Hurricane warnings were downgraded to tropical storm watches for the entire Florida panhandle, and Widespread and catastrophic flooding was still possibleas well as storm surges up to six feet (two meters) high, the center added.

“It doesn’t matter what the intensity of the storm is. We’re still expecting pretty heavy rain,” NHC hurricane specialist meteorologist Robbie Berg told The Associated Press.

Tropical-storm-force winds reached as far as 665 kilometers from the eye of the meteor, and nearly the entire state saw precipitation. According to the NHC forecast, in parts of northeast Florida, coastal Georgia and the South Carolina Lowcountry, Ian could drop up to a foot of rain, while southern Virginia could dump up to 15 centimeters (6 inches) as it moved inland over the Carolinas.

As of Wednesday night, no deaths from the meteor had been reported in the United States. But a boat with Cuban migrants on board capsized Wednesday in stormy weather east of Key West.
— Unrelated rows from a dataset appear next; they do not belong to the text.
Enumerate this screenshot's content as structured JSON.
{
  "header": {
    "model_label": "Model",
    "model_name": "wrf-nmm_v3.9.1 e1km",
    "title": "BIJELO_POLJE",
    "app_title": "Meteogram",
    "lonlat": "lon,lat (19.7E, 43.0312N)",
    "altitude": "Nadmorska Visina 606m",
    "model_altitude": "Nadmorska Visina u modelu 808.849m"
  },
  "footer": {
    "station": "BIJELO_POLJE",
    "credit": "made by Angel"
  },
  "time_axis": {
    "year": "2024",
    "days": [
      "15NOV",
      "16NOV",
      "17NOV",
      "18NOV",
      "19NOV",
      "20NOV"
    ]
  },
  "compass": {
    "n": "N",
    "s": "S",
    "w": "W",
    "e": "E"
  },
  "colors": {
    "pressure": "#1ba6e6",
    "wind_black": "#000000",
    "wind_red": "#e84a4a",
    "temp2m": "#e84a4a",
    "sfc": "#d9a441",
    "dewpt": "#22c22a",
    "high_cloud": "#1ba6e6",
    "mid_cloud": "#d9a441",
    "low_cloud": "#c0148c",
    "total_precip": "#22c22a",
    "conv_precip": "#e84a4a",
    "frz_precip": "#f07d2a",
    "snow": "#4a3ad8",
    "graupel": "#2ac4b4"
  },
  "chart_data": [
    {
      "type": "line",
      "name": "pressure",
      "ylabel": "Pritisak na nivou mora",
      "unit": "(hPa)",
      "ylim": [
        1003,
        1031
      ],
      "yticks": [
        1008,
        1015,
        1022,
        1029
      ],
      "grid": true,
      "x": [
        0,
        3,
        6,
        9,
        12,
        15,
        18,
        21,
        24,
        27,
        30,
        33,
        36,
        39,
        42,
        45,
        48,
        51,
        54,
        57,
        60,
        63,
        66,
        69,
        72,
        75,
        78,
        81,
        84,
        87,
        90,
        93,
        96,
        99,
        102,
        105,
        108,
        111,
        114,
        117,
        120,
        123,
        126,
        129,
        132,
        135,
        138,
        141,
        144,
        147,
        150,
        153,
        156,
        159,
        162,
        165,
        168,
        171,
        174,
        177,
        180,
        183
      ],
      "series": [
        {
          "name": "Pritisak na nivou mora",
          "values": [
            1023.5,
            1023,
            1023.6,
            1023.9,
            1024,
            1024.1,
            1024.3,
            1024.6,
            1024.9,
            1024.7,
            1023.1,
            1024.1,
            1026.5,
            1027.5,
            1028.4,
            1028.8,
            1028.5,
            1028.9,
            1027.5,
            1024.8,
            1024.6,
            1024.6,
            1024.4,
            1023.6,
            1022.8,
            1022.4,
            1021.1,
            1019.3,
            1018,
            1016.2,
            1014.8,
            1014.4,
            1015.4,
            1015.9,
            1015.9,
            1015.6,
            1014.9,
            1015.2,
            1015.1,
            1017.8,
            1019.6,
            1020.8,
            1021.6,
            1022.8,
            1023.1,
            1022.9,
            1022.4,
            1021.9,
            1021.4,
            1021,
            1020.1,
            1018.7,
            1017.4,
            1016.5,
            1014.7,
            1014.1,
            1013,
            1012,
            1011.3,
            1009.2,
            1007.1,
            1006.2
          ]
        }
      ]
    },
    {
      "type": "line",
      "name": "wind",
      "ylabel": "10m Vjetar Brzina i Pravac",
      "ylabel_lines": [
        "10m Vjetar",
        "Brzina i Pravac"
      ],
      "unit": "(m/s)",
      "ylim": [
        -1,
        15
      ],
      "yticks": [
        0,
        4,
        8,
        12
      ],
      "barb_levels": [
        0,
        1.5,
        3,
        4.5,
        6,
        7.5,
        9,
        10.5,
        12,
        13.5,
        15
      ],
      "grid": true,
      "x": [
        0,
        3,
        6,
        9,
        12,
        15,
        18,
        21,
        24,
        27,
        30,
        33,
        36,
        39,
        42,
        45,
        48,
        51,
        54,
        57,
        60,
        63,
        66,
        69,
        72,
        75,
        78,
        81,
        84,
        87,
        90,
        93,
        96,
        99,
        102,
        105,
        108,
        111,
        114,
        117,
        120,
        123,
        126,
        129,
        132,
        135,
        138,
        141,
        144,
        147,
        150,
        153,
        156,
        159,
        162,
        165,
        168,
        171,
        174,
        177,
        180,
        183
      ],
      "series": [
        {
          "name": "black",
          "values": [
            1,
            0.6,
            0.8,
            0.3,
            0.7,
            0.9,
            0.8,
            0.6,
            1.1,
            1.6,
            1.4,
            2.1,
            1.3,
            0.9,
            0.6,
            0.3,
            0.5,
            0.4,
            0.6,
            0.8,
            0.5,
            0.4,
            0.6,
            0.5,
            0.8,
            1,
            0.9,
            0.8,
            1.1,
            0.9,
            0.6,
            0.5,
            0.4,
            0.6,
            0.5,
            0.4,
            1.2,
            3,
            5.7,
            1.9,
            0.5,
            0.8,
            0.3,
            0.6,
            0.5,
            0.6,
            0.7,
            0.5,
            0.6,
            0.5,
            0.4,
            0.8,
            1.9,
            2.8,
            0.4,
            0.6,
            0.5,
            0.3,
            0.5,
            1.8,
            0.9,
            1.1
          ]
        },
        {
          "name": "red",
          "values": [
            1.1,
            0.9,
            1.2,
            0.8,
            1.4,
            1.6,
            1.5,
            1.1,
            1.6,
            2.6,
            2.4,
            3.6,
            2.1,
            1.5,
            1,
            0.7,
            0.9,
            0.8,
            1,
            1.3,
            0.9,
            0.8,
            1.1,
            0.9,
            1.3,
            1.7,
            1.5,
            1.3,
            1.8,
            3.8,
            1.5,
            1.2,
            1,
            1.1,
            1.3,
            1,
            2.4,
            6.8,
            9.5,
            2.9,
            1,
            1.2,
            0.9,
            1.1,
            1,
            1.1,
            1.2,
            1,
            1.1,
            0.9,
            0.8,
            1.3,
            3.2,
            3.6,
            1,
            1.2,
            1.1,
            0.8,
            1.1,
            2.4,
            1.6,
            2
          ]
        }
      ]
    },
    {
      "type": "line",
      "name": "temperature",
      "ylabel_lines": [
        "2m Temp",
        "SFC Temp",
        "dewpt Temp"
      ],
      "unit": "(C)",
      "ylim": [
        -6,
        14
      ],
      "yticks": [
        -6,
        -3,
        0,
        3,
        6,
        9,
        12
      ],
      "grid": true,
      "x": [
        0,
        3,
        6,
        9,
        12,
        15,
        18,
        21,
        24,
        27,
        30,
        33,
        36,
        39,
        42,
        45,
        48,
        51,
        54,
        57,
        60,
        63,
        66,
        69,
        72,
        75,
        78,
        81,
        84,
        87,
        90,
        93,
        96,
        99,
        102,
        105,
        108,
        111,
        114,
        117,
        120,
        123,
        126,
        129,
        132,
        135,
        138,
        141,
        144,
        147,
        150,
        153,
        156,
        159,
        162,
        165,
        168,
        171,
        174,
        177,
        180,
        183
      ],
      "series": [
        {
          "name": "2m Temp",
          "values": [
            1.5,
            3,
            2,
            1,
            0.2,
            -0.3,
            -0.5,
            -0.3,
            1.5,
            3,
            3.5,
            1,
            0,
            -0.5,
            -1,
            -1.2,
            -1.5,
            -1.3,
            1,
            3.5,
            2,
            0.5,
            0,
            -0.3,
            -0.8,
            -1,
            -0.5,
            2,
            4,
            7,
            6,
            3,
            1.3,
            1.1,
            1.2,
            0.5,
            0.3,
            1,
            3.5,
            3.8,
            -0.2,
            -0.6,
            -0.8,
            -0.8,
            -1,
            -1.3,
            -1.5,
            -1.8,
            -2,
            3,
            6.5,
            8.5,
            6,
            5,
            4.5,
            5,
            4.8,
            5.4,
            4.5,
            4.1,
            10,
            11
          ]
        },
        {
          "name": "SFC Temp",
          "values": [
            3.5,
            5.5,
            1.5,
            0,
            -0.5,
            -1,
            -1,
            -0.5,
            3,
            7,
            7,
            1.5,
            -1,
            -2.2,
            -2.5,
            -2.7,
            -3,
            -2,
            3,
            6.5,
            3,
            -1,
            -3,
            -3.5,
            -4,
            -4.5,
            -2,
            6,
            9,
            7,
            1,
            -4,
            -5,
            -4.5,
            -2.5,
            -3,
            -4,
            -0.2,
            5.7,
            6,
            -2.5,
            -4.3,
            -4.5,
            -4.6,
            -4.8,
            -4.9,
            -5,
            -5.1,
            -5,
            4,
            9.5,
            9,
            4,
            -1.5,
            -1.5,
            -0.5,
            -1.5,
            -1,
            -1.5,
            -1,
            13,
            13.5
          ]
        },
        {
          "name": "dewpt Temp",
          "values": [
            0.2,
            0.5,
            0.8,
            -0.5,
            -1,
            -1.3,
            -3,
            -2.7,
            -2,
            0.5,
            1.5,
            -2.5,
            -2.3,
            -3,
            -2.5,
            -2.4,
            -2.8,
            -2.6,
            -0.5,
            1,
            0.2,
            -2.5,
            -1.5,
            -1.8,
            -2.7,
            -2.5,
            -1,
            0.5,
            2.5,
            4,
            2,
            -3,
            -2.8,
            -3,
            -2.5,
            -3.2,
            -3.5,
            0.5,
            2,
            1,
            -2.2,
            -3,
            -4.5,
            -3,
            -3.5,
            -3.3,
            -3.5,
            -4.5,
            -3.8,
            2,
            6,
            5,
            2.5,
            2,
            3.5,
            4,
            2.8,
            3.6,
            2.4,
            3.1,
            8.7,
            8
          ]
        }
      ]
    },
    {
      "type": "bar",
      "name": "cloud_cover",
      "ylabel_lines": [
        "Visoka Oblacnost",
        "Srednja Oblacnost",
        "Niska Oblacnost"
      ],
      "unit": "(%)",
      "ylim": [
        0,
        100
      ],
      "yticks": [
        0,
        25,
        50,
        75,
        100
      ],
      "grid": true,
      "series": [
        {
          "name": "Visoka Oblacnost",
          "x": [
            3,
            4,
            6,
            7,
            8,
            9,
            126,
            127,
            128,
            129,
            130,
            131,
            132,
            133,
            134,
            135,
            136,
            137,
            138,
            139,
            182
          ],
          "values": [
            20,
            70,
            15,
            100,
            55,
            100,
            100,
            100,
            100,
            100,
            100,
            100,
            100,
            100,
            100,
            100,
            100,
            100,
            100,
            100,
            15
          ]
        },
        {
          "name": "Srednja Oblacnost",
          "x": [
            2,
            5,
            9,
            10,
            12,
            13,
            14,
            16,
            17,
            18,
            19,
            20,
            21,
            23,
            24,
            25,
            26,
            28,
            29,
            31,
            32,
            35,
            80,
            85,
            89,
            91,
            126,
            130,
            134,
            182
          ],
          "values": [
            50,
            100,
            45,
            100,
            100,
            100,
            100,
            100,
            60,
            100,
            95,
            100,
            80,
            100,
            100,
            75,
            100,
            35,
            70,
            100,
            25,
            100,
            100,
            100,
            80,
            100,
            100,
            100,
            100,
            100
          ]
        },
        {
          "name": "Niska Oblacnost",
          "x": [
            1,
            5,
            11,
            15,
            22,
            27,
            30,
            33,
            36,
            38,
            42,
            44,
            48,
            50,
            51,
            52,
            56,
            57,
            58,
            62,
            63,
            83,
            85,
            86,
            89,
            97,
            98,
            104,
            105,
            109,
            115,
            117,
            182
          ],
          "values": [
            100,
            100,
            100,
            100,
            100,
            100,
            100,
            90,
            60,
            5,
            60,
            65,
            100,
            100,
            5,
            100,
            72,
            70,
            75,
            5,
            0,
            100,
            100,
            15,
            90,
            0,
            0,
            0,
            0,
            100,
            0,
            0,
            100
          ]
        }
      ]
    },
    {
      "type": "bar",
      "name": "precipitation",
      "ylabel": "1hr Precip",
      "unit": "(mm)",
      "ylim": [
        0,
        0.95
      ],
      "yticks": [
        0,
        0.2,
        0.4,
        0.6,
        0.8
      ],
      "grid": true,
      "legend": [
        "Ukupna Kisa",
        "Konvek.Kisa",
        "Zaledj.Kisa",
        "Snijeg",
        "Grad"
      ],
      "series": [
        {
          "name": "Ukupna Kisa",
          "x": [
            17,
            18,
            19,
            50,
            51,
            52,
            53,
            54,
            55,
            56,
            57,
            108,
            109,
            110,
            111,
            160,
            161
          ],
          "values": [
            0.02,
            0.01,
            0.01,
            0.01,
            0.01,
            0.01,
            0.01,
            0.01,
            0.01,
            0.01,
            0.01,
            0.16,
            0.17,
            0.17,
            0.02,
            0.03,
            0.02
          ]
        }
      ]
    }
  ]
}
US Coast Guard launched a search and rescue operation for 23 people and found three survivors about a mile south of the Florida Keys, according to authorities. Four other Cubans swam to Stock Island, just east of Key West, according to the Border Patrol. Air crews were still searching for the 20 migrants who might still be at sea.

Before making landfall in Florida, the hurricane had swept through Cuba, where it claimed the lives of two people and disabled the island’s power grid.

More than two million Florida homes and businesses were without power, according to the website PowerOutage.us. Nearly every home and business in three counties was experiencing blackouts.

The governors of South Carolina, North Carolina, Georgia, and Virginia preemptively declared states of emergency. Meteorologists predict that Ian will reach these regions as a tropical storm that could cause flooding over the weekend.